L’auteur de cette chronique est le professeur Stéphane Allaire, du département des sciences de l’éducation à l’Université du Québec à Chicoutimi

Aux élèves des Rives-du-Saguenay

OPINION / Chères et chers élèves. Vous vous demandez comment il est possible que la commission scolaire que vous fréquentez chaque jour soit le théâtre d’un conflit aussi important que celui qui sévit depuis plusieurs mois. Comment il est possible qu’une situation de harcèlement psychologique impliquant des adultes soit au cœur d’un environnement éducatif de qualité, alors que des actions sont prises pour vous sensibiliser contre l’intimidation. Y a-t-il quelque chose à apprendre de ce malheureux événement ? Je crois que oui. Même si on s’en serait évidemment passé.

Vous avez probablement déjà été impliqués dans un conflit avec un camarade de classe. Pour régler la situation, on vous a dit d’en discuter calmement avec la personne concernée. Pour expliquer votre point de vue. Pour comprendre celui de l’autre. Habituellement, les gens sont capables de trouver un terrain d’entente satisfaisant.

Hélas, dans de rares cas, la situation est si grave qu’une personne extérieure à l’événement doit mener une enquête.
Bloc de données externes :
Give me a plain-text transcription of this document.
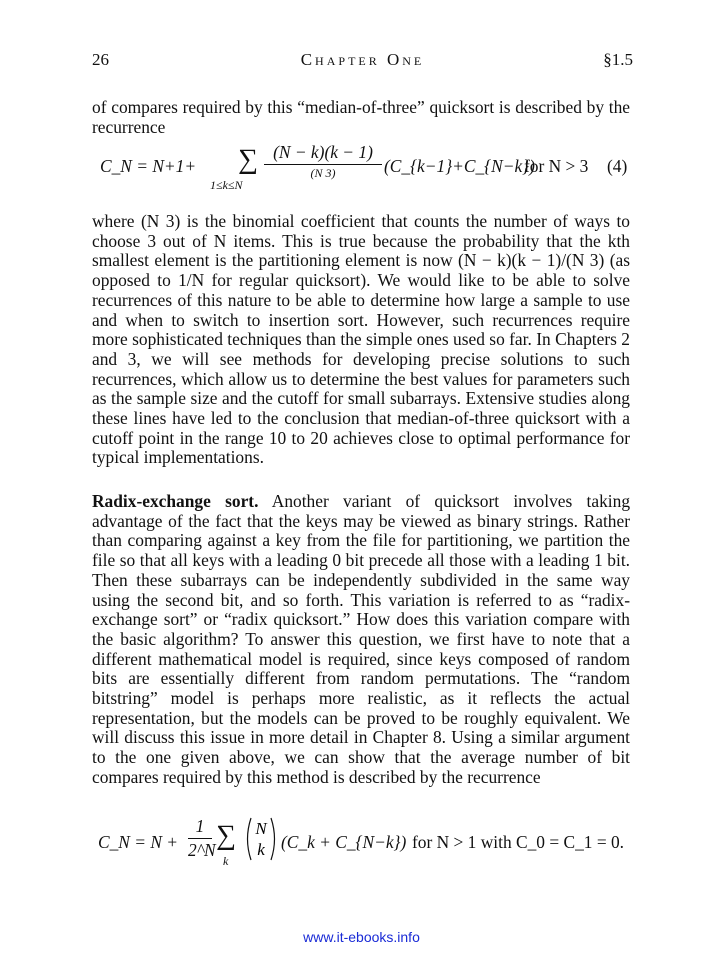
26	Chapter One	§1.5
of compares required by this “median-of-three” quicksort is described by the recurrence
C_N = N+1+ ∑
1≤k≤N
(N − k)(k − 1)
(N 3)	(C_{k−1}+C_{N−k})
for N > 3 (4)
where (N 3) is the binomial coefficient that counts the number of ways to choose 3 out of N items. This is true because the probability that the kth smallest element is the partitioning element is now (N − k)(k − 1)/(N 3) (as opposed to 1/N for regular quicksort). We would like to be able to solve recurrences of this nature to be able to determine how large a sample to use and when to switch to insertion sort. However, such recurrences require more sophisticated techniques than the simple ones used so far. In Chapters 2 and 3, we will see methods for developing precise solutions to such recurrences, which allow us to determine the best values for parameters such as the sample size and the cutoff for small subarrays. Extensive studies along these lines have led to the conclusion that median-of-three quicksort with a cutoff point in the range 10 to 20 achieves close to optimal performance for typical implementations.
Radix-exchange sort. Another variant of quicksort involves taking advantage of the fact that the keys may be viewed as binary strings. Rather than comparing against a key from the file for partitioning, we partition the file so that all keys with a leading 0 bit precede all those with a leading 1 bit. Then these subarrays can be independently subdivided in the same way using the second bit, and so forth. This variation is referred to as “radix-exchange sort” or “radix quicksort.” How does this variation compare with the basic algorithm? To answer this question, we first have to note that a different mathematical model is required, since keys composed of random bits are essentially different from random permutations. The “random bitstring” model is perhaps more realistic, as it reflects the actual representation, but the models can be proved to be roughly equivalent. We will discuss this issue in more detail in Chapter 8. Using a similar argument to the one given above, we can show that the average number of bit compares required by this method is described by the recurrence
C_N = N +
1
2^N ∑
k
N
k (C_k + C_{N−k}) for N > 1 with C_0 = C_1 = 0.
www.it-ebooks.info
Un juge rencontre alors les personnes impliquées de près ou de loin dans le conflit. Il analyse les événements qui se sont déroulés. Il vérifie si des lois et règles balisant notre société ont été bafouées. Puis il rend une décision impartiale. Ce dernier mot est particulièrement important. Le juge est neutre. Sa décision fait suite à une analyse des faits. Il n’y a pas de place pour son opinion à propos des personnes impliquées dans le conflit.

Notre réaction à propos de la décision d’un juge ne devrait pas être une question de préférence personnelle. Habituellement, on accepte le verdict, car la société reconnait que la rigueur du travail accompli a permis aux gens impliqués dans le conflit de se faire entendre de façon juste et équitable. Cela dit, si on pense que l’enquête menée est incomplète ou renferme des failles, on peut en demander une autre. Dans le dossier qui nous intéresse, les conclusions n’ont pas été remises en doute par quiconque à partir de la procédure prévue à cette fin.

Pourquoi des gens sont-ils allés appuyer la personne reconnue coupable alors ?

Il faudrait leur demander. Néanmoins, ce mouvement est susceptible de communiquer indirectement quelques messages pour le moins hasardeux. S’agissait-il d’un appui formel au harcèlement ? Ce serait bien surprenant de la part d’éducateurs. S’agissait-il d’une insatisfaction à propos de décisions prises antérieurement par la victime dans l’exécution de ses fonctions ? Il est possible d’être en désaccord avec les idées d’un ami, d’un membre de sa famille, d’un collègue, d’un patron ou d’une personne qu’on n’apprécie pas. Toutefois, cela ne permet pas de le lui faire savoir en l’intimidant ou en louangeant une personne qui a été reconnue coupable de harcèlement à l’égard de celle avec qui on est en désaccord. C’est intolérable.

Pourquoi les enseignants ne peuvent-ils pas vous parler du conflit ?

La réponse courte est : parce qu’ils ont reçu cette consigne de leur patron. Mais il y a une raison plus fondamentale et elle concerne l’éthique professionnelle. Puisque les enseignants sont en situation d’autorité par rapport aux élèves (ils vous enseignent et évaluent vos apprentissages), il est de bon usage de s’abstenir de commenter des dossiers controversés. En commentant, cela pourrait donner l’impression qu’ils essaient d’utiliser leur position pour vous influencer. Une réserve est d’autant plus nécessaire de la part des enseignants qui ont des affinités particulières avec les personnes au cœur du conflit.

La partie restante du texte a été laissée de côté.